Fluid dynamics and orbital constraints on Mars’ thermal and rheological evolution.

While the present-day surface of Mars is relatively well documented and characterized, the details of its internal structure and its evolution remain, in comparison, poorly known. The interpretation of space mission data by means of geophysical and geodynamic considerations allows the thermal evolution of Mars silicate and metallic envelopes to be constrained. However, the limited amount of available data, and the interplay between several physical quantities (e.g., temperature, composition, and rheology) require strong assumptions to be made about the values of several key parameters in order to infer the Martian thermal history. The InSight mission is expected to significantly improve our knowledge of the interior of Mars, in particular via seismic recordings and heat flux measurements. The mission will also attempt to refine previous estimates of Mars’ Love number, which influences the orbital evolution of its satellites, Phobos and Deimos. The main difference between these two objects is that the first one is spiraling towards the planet, while the second, located beyond the synchronous orbit, is progressively moving away from it.
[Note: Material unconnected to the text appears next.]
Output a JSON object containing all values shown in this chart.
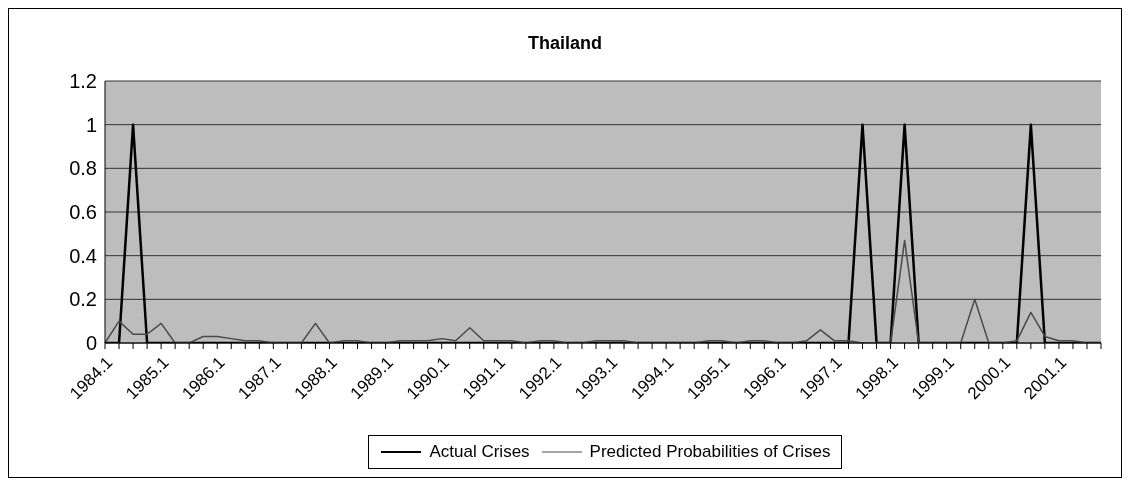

These orbital changes are also governed by Mars' tidal dissipation. Similar to the thermally activated process of seismic wave attenuation in planetary bodies, tidal dissipation is related to the thermal state of the planets. During the first part of my presentation I will show how one can further constrain the thermal and rheological histories of Mars by exploiting the link between tidal attenuation and thermal state. In a second part, I will present simple fluid dynamics numerical experiments designed to characterize the relationships between the rheology of Mars’ mantle, and the thickness of its crust. Such constraints provide additional and alternative ways to decipher the dynamic history of Mars, and would improve the interpretation of upcoming data.